CGI Trailers: A Complete Waste Of Time

CGI Trailers Suck

The trend is annoying. It’s deceptive. It’s insulting to my intelligence. And sadly, it shows no signs of ever coming to an end. I am speaking, of course, about the video game industry’s constant use of CGI (computer generated imagery) trailers.

My disgust for this practice has been sloshing around inside my head for a while now, but the issue really peaked for me back in 2006, when Sony unveiled supposed in-game footage of Killzone 2, which later turned out to be a CGI trailer. There was a lot of backlash over this, and I agree with all of it – it pointed out both how tempting it can be for game companies to deceive the public with CGI, and how easy it can actually be when our game systems are almost capable of producing such visuals anyway.

Imagine you’re putting together an awesome movie. It finally comes time in production to get the word out and get people excited for the upcoming film. Your press agent asks for some promotional materials to show people… what would you give them? Would you create a video of animated characters and special effects, completely unlike the visual style of your film?

Of course not – it’s ridiculous to even suggest it. But if you were working on a game instead of a movie, you’d probably come to the (erroneous) conclusion that as long as it’s generated by computers somehow, it should pass for a good way to show off your game.

I find this trend annoying because, when I hear about a new game, I want to see what it looks like. If I watch a commercial or download a trailer, I want to see the game in action to get a feel for how it will play, how good the graphics are, etc. The last thing I want is a CGI trailer that gives absolutely no clear idea of what the game is about. What good does that do?

My other main beef with CGI trailers is the fact that I sometimes get the sense that they are meant to masquerade as real game footage, and the deceptiveness of this disgusts me. As game graphics get better and our systems become more advanced, the line between CGI and real-time rendering is getting blurrier. So not only does it sometimes seem pointless for a studio to release CGI when real game footage would be just as good, it also makes the CGI route seem like studios just want the public to think their game will look better than it does. For gamers, this isn’t usually much of a problem – people who are used to viewing game graphics and computer-generated videos can usually tell the difference between the two – but it is still a very low-class thing to do, in my opinion, and just serves to confuse people who aren’t dedicated game-players.

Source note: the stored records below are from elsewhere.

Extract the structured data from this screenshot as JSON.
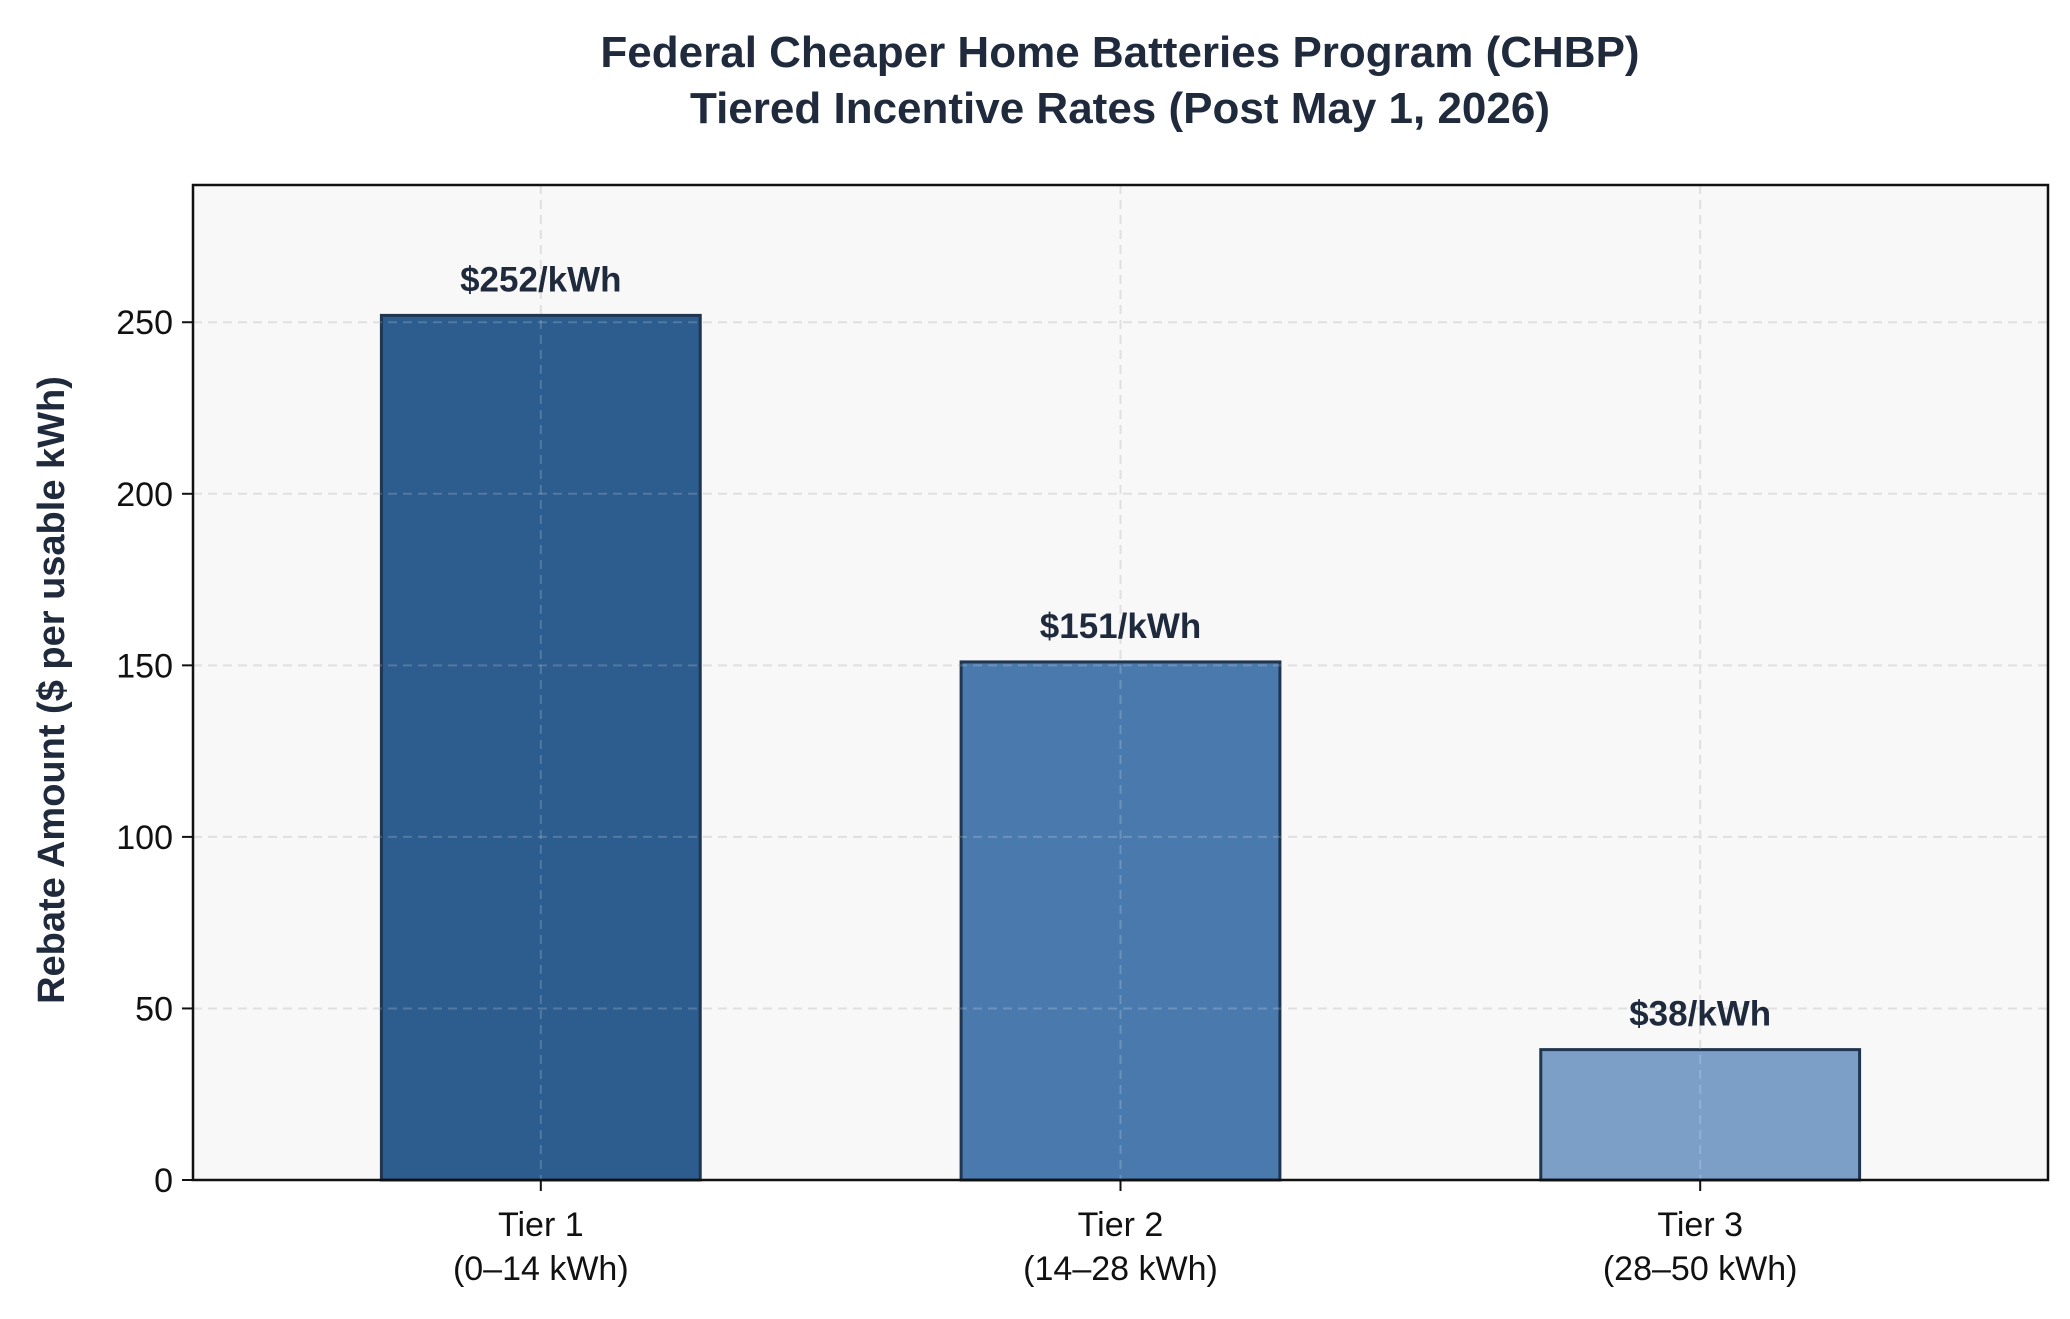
{
  "chart_data": {
    "type": "bar",
    "title": "Federal Cheaper Home Batteries Program (CHBP)",
    "subtitle": "Tiered Incentive Rates (Post May 1, 2026)",
    "xlabel": "",
    "ylabel": "Rebate Amount ($ per usable kWh)",
    "ylim": [
      0,
      290
    ],
    "yticks": [
      0,
      50,
      100,
      150,
      200,
      250
    ],
    "grid": true,
    "categories": [
      {
        "line1": "Tier 1",
        "line2": "(0–14 kWh)"
      },
      {
        "line1": "Tier 2",
        "line2": "(14–28 kWh)"
      },
      {
        "line1": "Tier 3",
        "line2": "(28–50 kWh)"
      }
    ],
    "values": [
      252,
      151,
      38
    ],
    "data_labels": [
      "$252/kWh",
      "$151/kWh",
      "$38/kWh"
    ],
    "bar_colors": [
      "#2d5c8e",
      "#4a7aad",
      "#7c9fc8"
    ],
    "bar_edge_color": "#1f3550",
    "plot_background": "#f8f8f8",
    "grid_color": "#d9d9d9"
  }
}
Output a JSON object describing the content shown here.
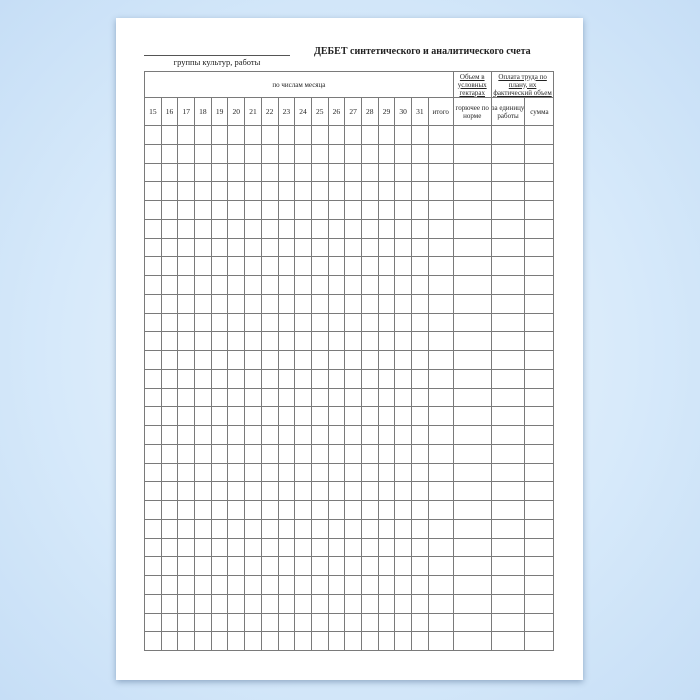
{
  "form": {
    "signature_label": "группы культур, работы",
    "title": "ДЕБЕТ синтетического и аналитического счета",
    "header": {
      "days_group": "по числам месяца",
      "days": [
        "15",
        "16",
        "17",
        "18",
        "19",
        "20",
        "21",
        "22",
        "23",
        "24",
        "25",
        "26",
        "27",
        "28",
        "29",
        "30",
        "31"
      ],
      "total": "итого",
      "volume_group": "Объем в условных гектарах",
      "fuel": "горючее по норме",
      "pay_group": "Оплата труда по плану, их фактический объем",
      "per_unit": "за единицу работы",
      "sum": "сумма"
    },
    "body_rows": 28
  }
}
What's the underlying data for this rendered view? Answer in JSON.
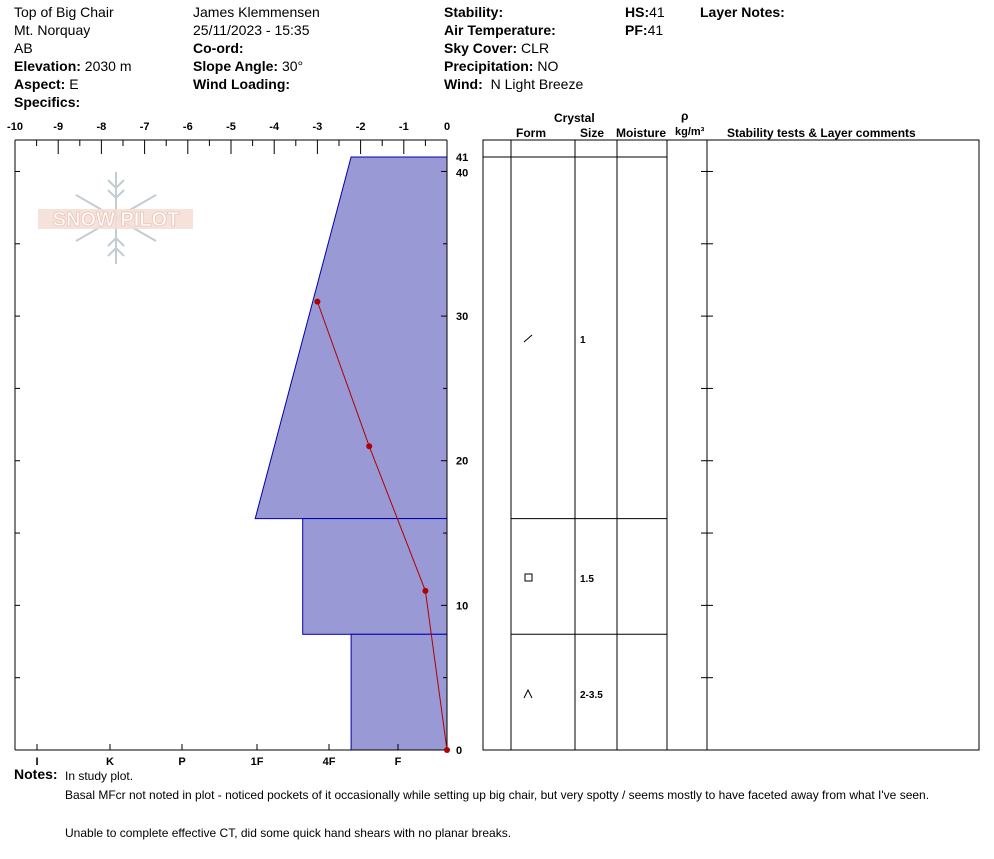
{
  "header": {
    "location": "Top of Big Chair",
    "area": "Mt. Norquay",
    "region": "AB",
    "elevation_label": "Elevation:",
    "elevation_value": "2030 m",
    "aspect_label": "Aspect:",
    "aspect_value": "E",
    "specifics_label": "Specifics:",
    "observer": "James Klemmensen",
    "datetime": "25/11/2023 - 15:35",
    "coord_label": "Co-ord:",
    "slope_label": "Slope Angle:",
    "slope_value": "30°",
    "wind_loading_label": "Wind Loading:",
    "stability_label": "Stability:",
    "air_temp_label": "Air Temperature:",
    "sky_label": "Sky Cover:",
    "sky_value": "CLR",
    "precip_label": "Precipitation:",
    "precip_value": "NO",
    "wind_label": "Wind:",
    "wind_value": "N Light Breeze",
    "hs_label": "HS:",
    "hs_value": "41",
    "pf_label": "PF:",
    "pf_value": "41",
    "layer_notes_label": "Layer Notes:"
  },
  "logo": {
    "text": "SNOW PILOT"
  },
  "table_headers": {
    "crystal": "Crystal",
    "form": "Form",
    "size": "Size",
    "moisture": "Moisture",
    "rho": "ρ",
    "density_unit": "kg/m³",
    "comments": "Stability tests & Layer comments"
  },
  "layers": [
    {
      "top": 41,
      "bottom": 16,
      "form_icon": "slash-icon",
      "size": "1"
    },
    {
      "top": 16,
      "bottom": 8,
      "form_icon": "square-icon",
      "size": "1.5"
    },
    {
      "top": 8,
      "bottom": 0,
      "form_icon": "caret-icon",
      "size": "2-3.5"
    }
  ],
  "notes": {
    "label": "Notes:",
    "line1": "In study plot.",
    "line2": "Basal MFcr not noted in plot - noticed pockets of it occasionally while setting up big chair, but very spotty / seems mostly to have faceted away from what I've seen.",
    "line3": "Unable to complete effective CT, did some quick hand shears with no planar breaks."
  },
  "chart_data": {
    "type": "area",
    "temperature_axis": {
      "ticks": [
        "-10",
        "-9",
        "-8",
        "-7",
        "-6",
        "-5",
        "-4",
        "-3",
        "-2",
        "-1",
        "0"
      ],
      "range": [
        -10,
        0
      ]
    },
    "height_axis": {
      "ticks": [
        "0",
        "10",
        "20",
        "30",
        "40",
        "41"
      ],
      "range": [
        0,
        41
      ],
      "unit": "cm"
    },
    "hardness_axis": {
      "labels": [
        "I",
        "K",
        "P",
        "1F",
        "4F",
        "F"
      ]
    },
    "hardness_profile": [
      {
        "top": 41,
        "bottom": 16,
        "hardness_ratio_top": 0.111,
        "hardness_ratio_bottom": 0.222
      },
      {
        "top": 16,
        "bottom": 8,
        "hardness_ratio": 0.167
      },
      {
        "top": 8,
        "bottom": 0,
        "hardness_ratio": 0.111
      }
    ],
    "temperature_profile": [
      {
        "height": 31,
        "temp": -3.0
      },
      {
        "height": 21,
        "temp": -1.8
      },
      {
        "height": 11,
        "temp": -0.5
      },
      {
        "height": 0,
        "temp": 0.0
      }
    ],
    "colors": {
      "hardness_fill": "#9999d6",
      "hardness_stroke": "#0000aa",
      "temp_line": "#b00000"
    }
  }
}
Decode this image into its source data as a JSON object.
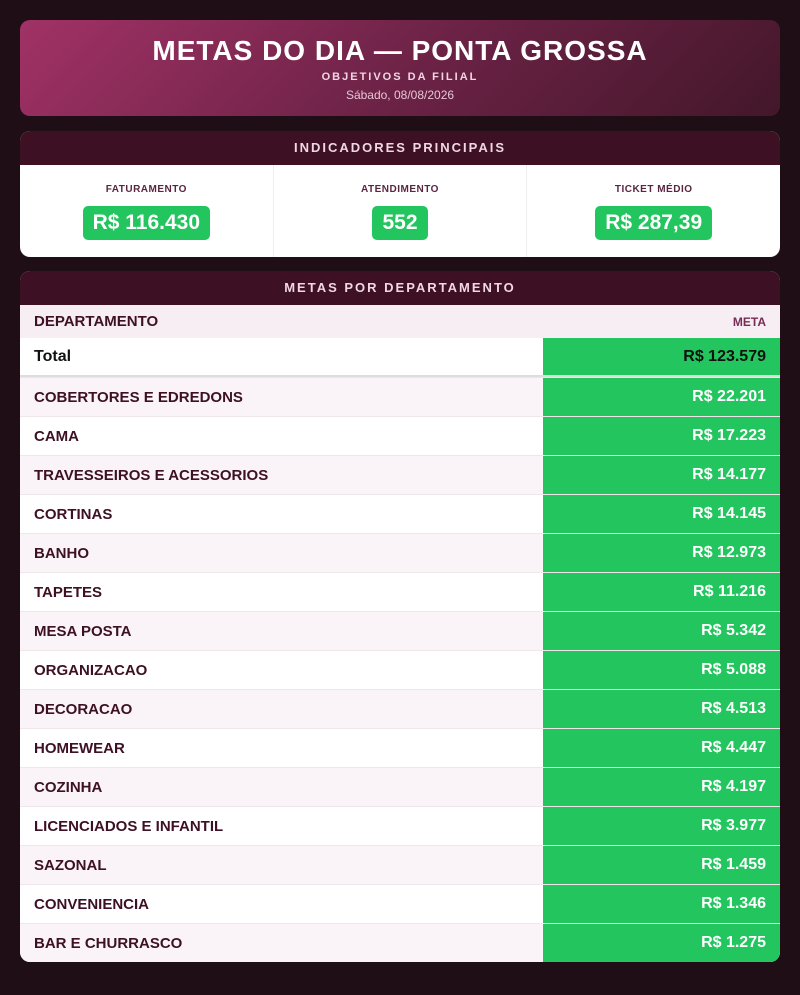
{
  "header": {
    "title": "METAS DO DIA — PONTA GROSSA",
    "subtitle": "OBJETIVOS DA FILIAL",
    "date": "Sábado, 08/08/2026"
  },
  "indicators": {
    "title": "INDICADORES PRINCIPAIS",
    "items": [
      {
        "label": "FATURAMENTO",
        "value": "R$ 116.430"
      },
      {
        "label": "ATENDIMENTO",
        "value": "552"
      },
      {
        "label": "TICKET MÉDIO",
        "value": "R$ 287,39"
      }
    ]
  },
  "departments": {
    "title": "METAS POR DEPARTAMENTO",
    "columns": [
      "DEPARTAMENTO",
      "META"
    ],
    "total": {
      "label": "Total",
      "value": "R$ 123.579"
    },
    "rows": [
      [
        "COBERTORES E EDREDONS",
        "R$ 22.201"
      ],
      [
        "CAMA",
        "R$ 17.223"
      ],
      [
        "TRAVESSEIROS E ACESSORIOS",
        "R$ 14.177"
      ],
      [
        "CORTINAS",
        "R$ 14.145"
      ],
      [
        "BANHO",
        "R$ 12.973"
      ],
      [
        "TAPETES",
        "R$ 11.216"
      ],
      [
        "MESA POSTA",
        "R$ 5.342"
      ],
      [
        "ORGANIZACAO",
        "R$ 5.088"
      ],
      [
        "DECORACAO",
        "R$ 4.513"
      ],
      [
        "HOMEWEAR",
        "R$ 4.447"
      ],
      [
        "COZINHA",
        "R$ 4.197"
      ],
      [
        "LICENCIADOS E INFANTIL",
        "R$ 3.977"
      ],
      [
        "SAZONAL",
        "R$ 1.459"
      ],
      [
        "CONVENIENCIA",
        "R$ 1.346"
      ],
      [
        "BAR E CHURRASCO",
        "R$ 1.275"
      ]
    ]
  }
}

In the end, I suppose my complaints don’t hold a heck of a lot of weight, considering the games industry has been in constant growth for many years, despite the rampant use of CGI trailers. Pre-rendered computer-generated videos definitely have a place in there somewhere, but I really think that publishers / developers should always try to show real footage first. I know that sometimes it’s important to get PR materials out the door, in order to generate buzz for upcoming games, but if they just took a little extra time to polish existing videos and screenshots of the actual game, they’d be doing both themselves and their fans a favor.

And I’d have one less thing to complain about.


  1. xot - Over a year ago

    You observations are right on the money, Marty. I’m just as fed up as you about this kind of (I’ll say it) deceptive marketing. A few years ago, it didn’t matter, the CGI cut-scenes / marketing was obviously not possible as game play on the consoles of the day. Today, with console makers promising interactive Pixar-quality visuals, they need to be held to a higher standard of truthfulness in their advertising because much of the CGI fakery seems utterly plausible to the non-expert. The infamous “target renders” presented for the then-unreleased PS3 and X360 consoles are the worst kind of deception because they were unequivocally passed off as game play footage.

    I think you might be going a little too easy on Hollywood as well. How many times have we seen a trailer for a film that was nothing like the film we saw? How many people went to see Sweeney Todd without knowing it was a musical? The reality is, it was carefully marketed to hide that fact because musicals are death at the box office. And to hit upon your specific scenario, the film Spider-Man was marketed with a highly deceptive CGI sequence involving a web-swinging helicopter escape amid the World Trade Center, something that was never intended for the final film.

    The game industry is making a huge mistake if they continue this practice. They are fostering consumer distrust and resentment which will bite them square in the ass as consumers become more cautious and less impulsive at the retail channel.

  2. FredFredrickson - Over a year ago

    Excellent points, Xot… I agree with everything you said.

    I was really hoping that with this generation of consoles / DX10 powered PC games, we’d finally be seeing some game footage, or at least some in-engine renders for commercials, but so far, I have been sorely disappointed.

    There have been a few steps forward though; I was pleased to see that the Gear of War commercial was all done in the game engine itself, but since the cinematic featured a scenario that wasn’t in the game, the same misrepresentation remains.

    Still, I personally can’t understand why a developer wouldn’t insist on using real footage – especially since so many studios these days put out such amazing work, and are (hopefully) proud of what they’ve done. At this point in the evolution of games, it just seems that the graphics speak for themselves.

    But anyway, again, some excellent points made, including those about Hollywood. Glad you remembered the Spider Man movie too (another Sony production… coincidence?). I’ve been duped by movie trailers myself so much so that I usually read the synopsis and multiple reviews before even considering seeing most films in theater. It’s the safest way to go!